Cutting the cord between your law firm and the local phone company
Voice over internet protocol (VoIP) has come a long way. While in years past early adopters of VoIP paid the price in unreliable and unclear calls, internet telephony is now mainstream and very reliable. And there are numerous options out there for your law firm that you could have fully up and running in a day or less, all from your laptop. No more waiting on the phone guy, the IT guy or whatever guy used to show up at your office with cables and wire clippers.
As I mentioned in an earlier post, at LawLytics, we use AirCall for our phone system. While I believe that it’s a great option for law firms, it’s certainly not the only one. Before we decided on AirCall, we also looked at Zoom’s phone system, but decided on AirCall because of the mature integrations with other systems that we already used.

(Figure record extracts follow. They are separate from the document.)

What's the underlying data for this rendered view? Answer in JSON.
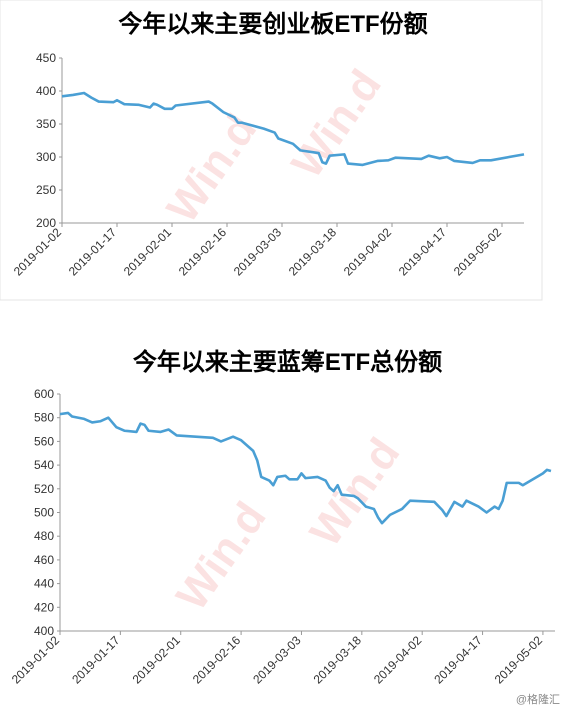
{
  "chart_data": [
    {
      "type": "line",
      "title": "今年以来主要创业板ETF份额",
      "watermark": "Win.d",
      "x": [
        "2019-01-02",
        "2019-01-05",
        "2019-01-08",
        "2019-01-10",
        "2019-01-12",
        "2019-01-16",
        "2019-01-17",
        "2019-01-19",
        "2019-01-23",
        "2019-01-26",
        "2019-01-27",
        "2019-01-28",
        "2019-01-30",
        "2019-02-01",
        "2019-02-02",
        "2019-02-11",
        "2019-02-12",
        "2019-02-15",
        "2019-02-18",
        "2019-02-19",
        "2019-02-20",
        "2019-02-22",
        "2019-02-26",
        "2019-03-01",
        "2019-03-02",
        "2019-03-06",
        "2019-03-08",
        "2019-03-13",
        "2019-03-14",
        "2019-03-15",
        "2019-03-16",
        "2019-03-20",
        "2019-03-21",
        "2019-03-25",
        "2019-03-29",
        "2019-04-01",
        "2019-04-03",
        "2019-04-10",
        "2019-04-12",
        "2019-04-15",
        "2019-04-17",
        "2019-04-19",
        "2019-04-24",
        "2019-04-26",
        "2019-04-29",
        "2019-05-08"
      ],
      "series": [
        {
          "color": "#4a9fd4",
          "values": [
            392,
            394,
            397,
            390,
            384,
            383,
            386,
            380,
            379,
            375,
            381,
            379,
            373,
            373,
            378,
            384,
            381,
            368,
            360,
            352,
            352,
            349,
            343,
            337,
            328,
            320,
            310,
            306,
            292,
            290,
            302,
            304,
            290,
            288,
            294,
            295,
            299,
            297,
            302,
            298,
            300,
            294,
            291,
            295,
            295,
            304
          ]
        }
      ],
      "xlim": [
        "2019-01-02",
        "2019-05-08"
      ],
      "xticks": [
        "2019-01-02",
        "2019-01-17",
        "2019-02-01",
        "2019-02-16",
        "2019-03-03",
        "2019-03-18",
        "2019-04-02",
        "2019-04-17",
        "2019-05-02"
      ],
      "ylim": [
        200,
        450
      ],
      "yticks": [
        200,
        250,
        300,
        350,
        400,
        450
      ]
    },
    {
      "type": "line",
      "title": "今年以来主要蓝筹ETF总份额",
      "watermark": "Win.d",
      "x": [
        "2019-01-02",
        "2019-01-04",
        "2019-01-05",
        "2019-01-08",
        "2019-01-10",
        "2019-01-12",
        "2019-01-14",
        "2019-01-16",
        "2019-01-18",
        "2019-01-21",
        "2019-01-22",
        "2019-01-23",
        "2019-01-24",
        "2019-01-27",
        "2019-01-29",
        "2019-01-31",
        "2019-02-09",
        "2019-02-11",
        "2019-02-14",
        "2019-02-16",
        "2019-02-19",
        "2019-02-20",
        "2019-02-21",
        "2019-02-23",
        "2019-02-24",
        "2019-02-25",
        "2019-02-27",
        "2019-02-28",
        "2019-03-02",
        "2019-03-03",
        "2019-03-04",
        "2019-03-07",
        "2019-03-09",
        "2019-03-10",
        "2019-03-11",
        "2019-03-12",
        "2019-03-13",
        "2019-03-16",
        "2019-03-17",
        "2019-03-19",
        "2019-03-21",
        "2019-03-22",
        "2019-03-23",
        "2019-03-25",
        "2019-03-28",
        "2019-03-30",
        "2019-04-05",
        "2019-04-07",
        "2019-04-08",
        "2019-04-10",
        "2019-04-12",
        "2019-04-13",
        "2019-04-16",
        "2019-04-18",
        "2019-04-20",
        "2019-04-21",
        "2019-04-22",
        "2019-04-23",
        "2019-04-26",
        "2019-04-27",
        "2019-05-02",
        "2019-05-03",
        "2019-05-04"
      ],
      "series": [
        {
          "color": "#4a9fd4",
          "values": [
            583,
            584,
            581,
            579,
            576,
            577,
            580,
            572,
            569,
            568,
            575,
            574,
            569,
            568,
            570,
            565,
            563,
            560,
            564,
            561,
            552,
            544,
            530,
            527,
            523,
            530,
            531,
            528,
            528,
            533,
            529,
            530,
            527,
            521,
            518,
            523,
            515,
            514,
            512,
            505,
            503,
            496,
            491,
            498,
            503,
            510,
            509,
            502,
            497,
            509,
            505,
            510,
            505,
            500,
            505,
            503,
            510,
            525,
            525,
            523,
            533,
            536,
            535
          ]
        }
      ],
      "xlim": [
        "2019-01-02",
        "2019-05-05"
      ],
      "xticks": [
        "2019-01-02",
        "2019-01-17",
        "2019-02-01",
        "2019-02-16",
        "2019-03-03",
        "2019-03-18",
        "2019-04-02",
        "2019-04-17",
        "2019-05-02"
      ],
      "ylim": [
        400,
        600
      ],
      "yticks": [
        400,
        420,
        440,
        460,
        480,
        500,
        520,
        540,
        560,
        580,
        600
      ]
    }
  ],
  "footer": "@格隆汇"
}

I highly recommend Zoom for attorneys looking to do remote client and staff meetings, and if you try and like Zoom video conferencing, their phone system is also worth a look. There are dozens of other reliable and easy to use VoIP systems out there, and many would work well for solo practices and small law firms.
If your clients are not having a great experience when they call your office, it’s time to take action. If you have downtime now because you’re stuck at home, or because business is slower because of the current COVID-19 pandemic, this is a great opportunity to explore some phone systems (most offer free trials) and see which one is the best fit for your firm.